Would I lie? Yes I would with no problem at all. Suppose I would l have to protect myself or others within a dangerous and unjust society. Yes I would lie.. I would lie to protect myself and others. Like during WOII, would I be open about all and everything? No. Am I open to everyone that I like to be in a BDSM lifestyle? Hell no, I know even in the free society I live I am on my guard and will not tell all and everyone what I love to do. Simply because not all and everyone will understand.
However being married I have struggled with telling my feelings for a long time until I found the courage to tell my husband my feelings. That was my first step into honesty. We tried careful steps, but the both of us didn't work within BDSM. It happens, he is a good and wonderful man. For a long time I stayed silent towards him but of course finding out all these new feelings... arousals, it made me more and more curious and I went on exploring far more. Did I tell him all. No, I didn't!
I didn't want to hurt his feelings, I was scared to loose him, there were so many reasons I had to deal with. If I look back at it, I was scared to face the problems it might start so at first I took the easy road. Easy for me and in a sense easy for him as he had no idea. Again it felt fair at the time. And perhaps I needed also the time to find out what and how I wanted things. Was I honest? No!
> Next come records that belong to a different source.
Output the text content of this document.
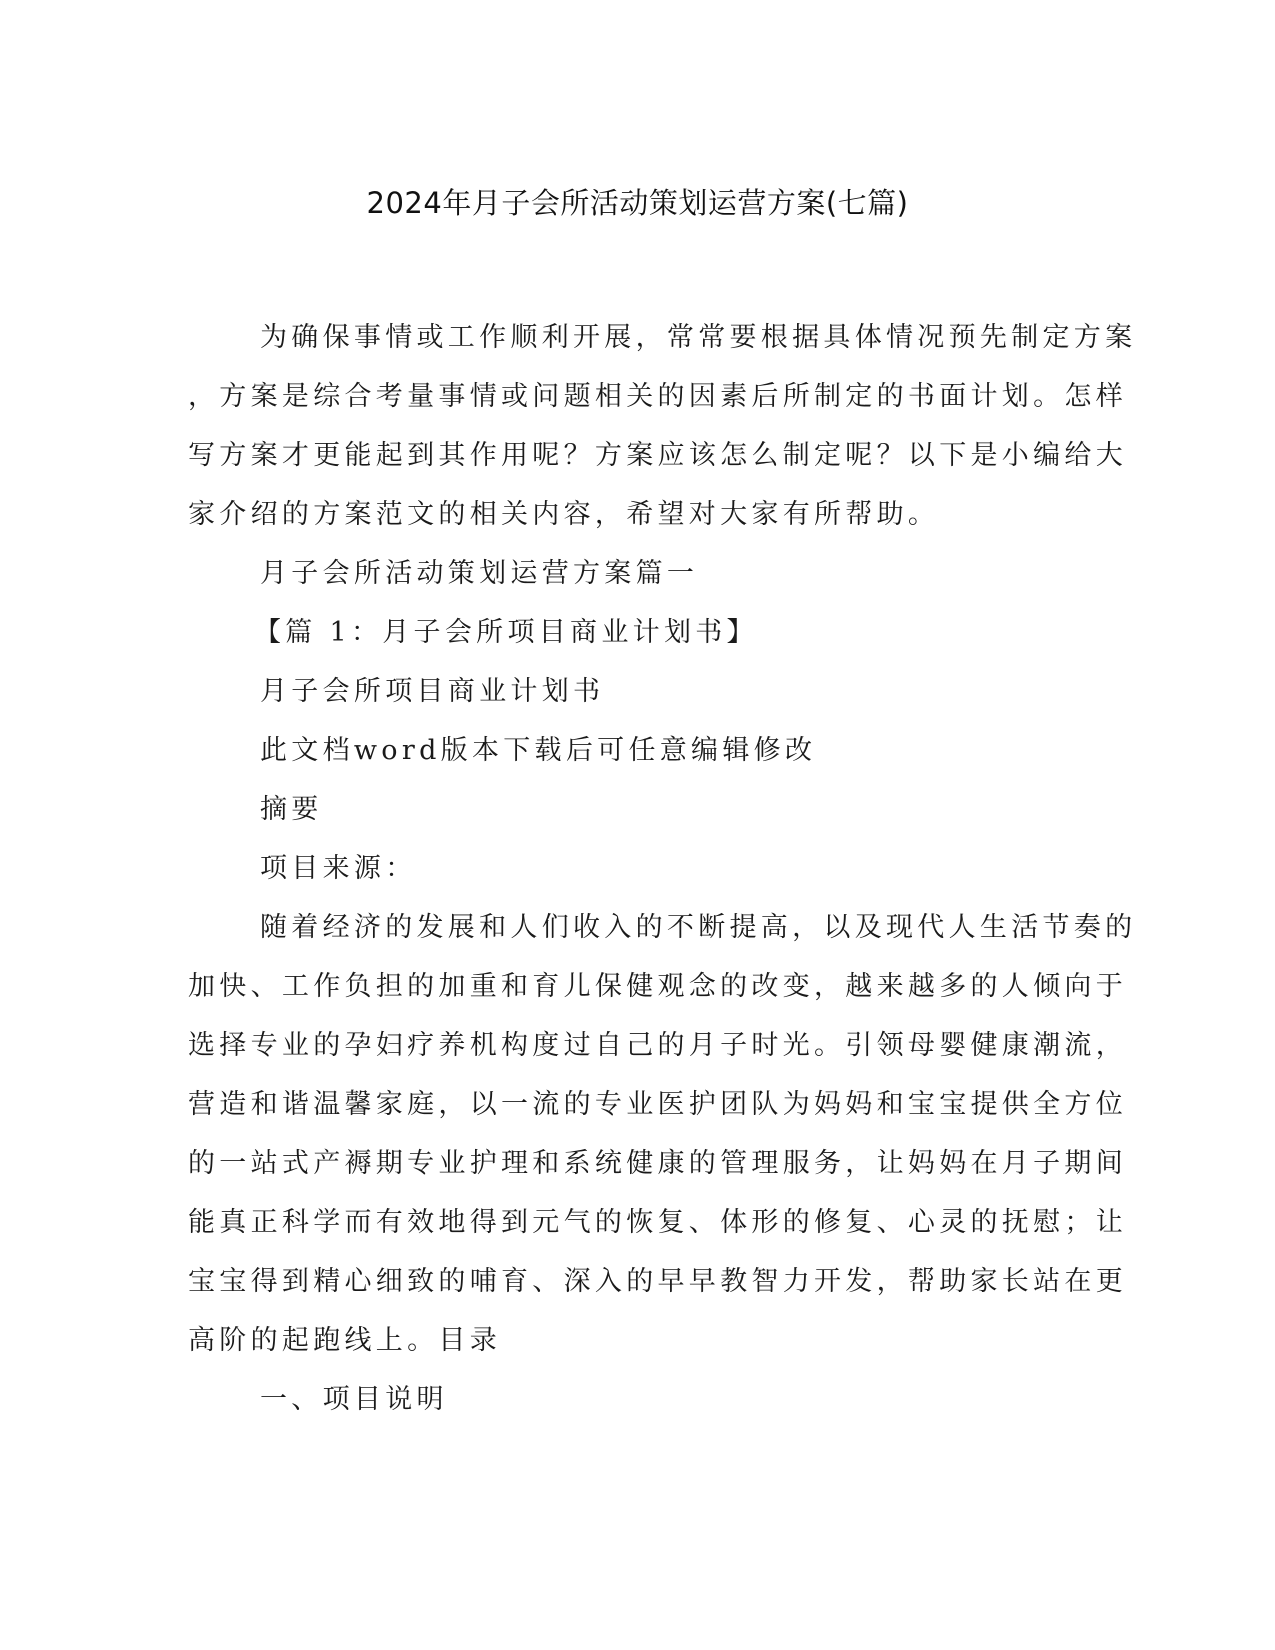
2024年月子会所活动策划运营方案(七篇)
为确保事情或工作顺利开展，常常要根据具体情况预先制定方案
，方案是综合考量事情或问题相关的因素后所制定的书面计划。怎样
写方案才更能起到其作用呢？方案应该怎么制定呢？以下是小编给大
家介绍的方案范文的相关内容，希望对大家有所帮助。
月子会所活动策划运营方案篇一
【篇 1：月子会所项目商业计划书】
月子会所项目商业计划书
此文档word版本下载后可任意编辑修改
摘要
项目来源：
随着经济的发展和人们收入的不断提高，以及现代人生活节奏的
加快、工作负担的加重和育儿保健观念的改变，越来越多的人倾向于
选择专业的孕妇疗养机构度过自己的月子时光。引领母婴健康潮流，
营造和谐温馨家庭，以一流的专业医护团队为妈妈和宝宝提供全方位
的一站式产褥期专业护理和系统健康的管理服务，让妈妈在月子期间
能真正科学而有效地得到元气的恢复、体形的修复、心灵的抚慰；让
宝宝得到精心细致的哺育、深入的早早教智力开发，帮助家长站在更
高阶的起跑线上。目录
一、项目说明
We are years further and apparently I needed to tell him little by little. As I said I started by telling him of my needs. I had never been open about it at the start of my marriage. It gradually grew. I also think that trust in a marriage or in any relationships grows gradually. To open up on any vulnerability takes time and courage. It is great to show that wonderful front, that ideal figure we like to be. But when do we show that quirky part of us. That not so wonderful, not so ordinary, that weirdness and strange within us. And will it be accepted by the other.
What if we do not fit into the normality of the nuclear family, the ordinary of the 'Bourgeois'. Well I do not fit in and I can proudly say we do not fit in. I have become more and more open. It took a lot of effort and courage on both sides.
So now I left the strict boundaries of the nuclear family I was brought up with. And I have accepted that is me. And that me is accepted by my husband. This has given me a freedom I had never ever expected. It also taught me that every relationship outside of my own dynamic at home has its own freedom, acceptance and that with each relationship I discover I have to start with building trust. It is not something that comes overnight. So my honesty grows with trust, showing my core trust is not for everyone. Am I honest? I do my utmost to be. Do I lie? Yes, I will not share with all and everyone that I do like BDSM. I will not shout it of the rooftop. But to those who matter to me, I will share it. I will share my ups and downs. Nor will I judge them for their ups and downs.
What ever road you take, what ever steps you need, respect yourself. It is like coming out of the closet. Am I out of the closet? No... I am simply a very good liar. Have I told my siblings. It is something I have been chewing on lately? How far do I go to tell those close to me of my lifestyle....and how important is it?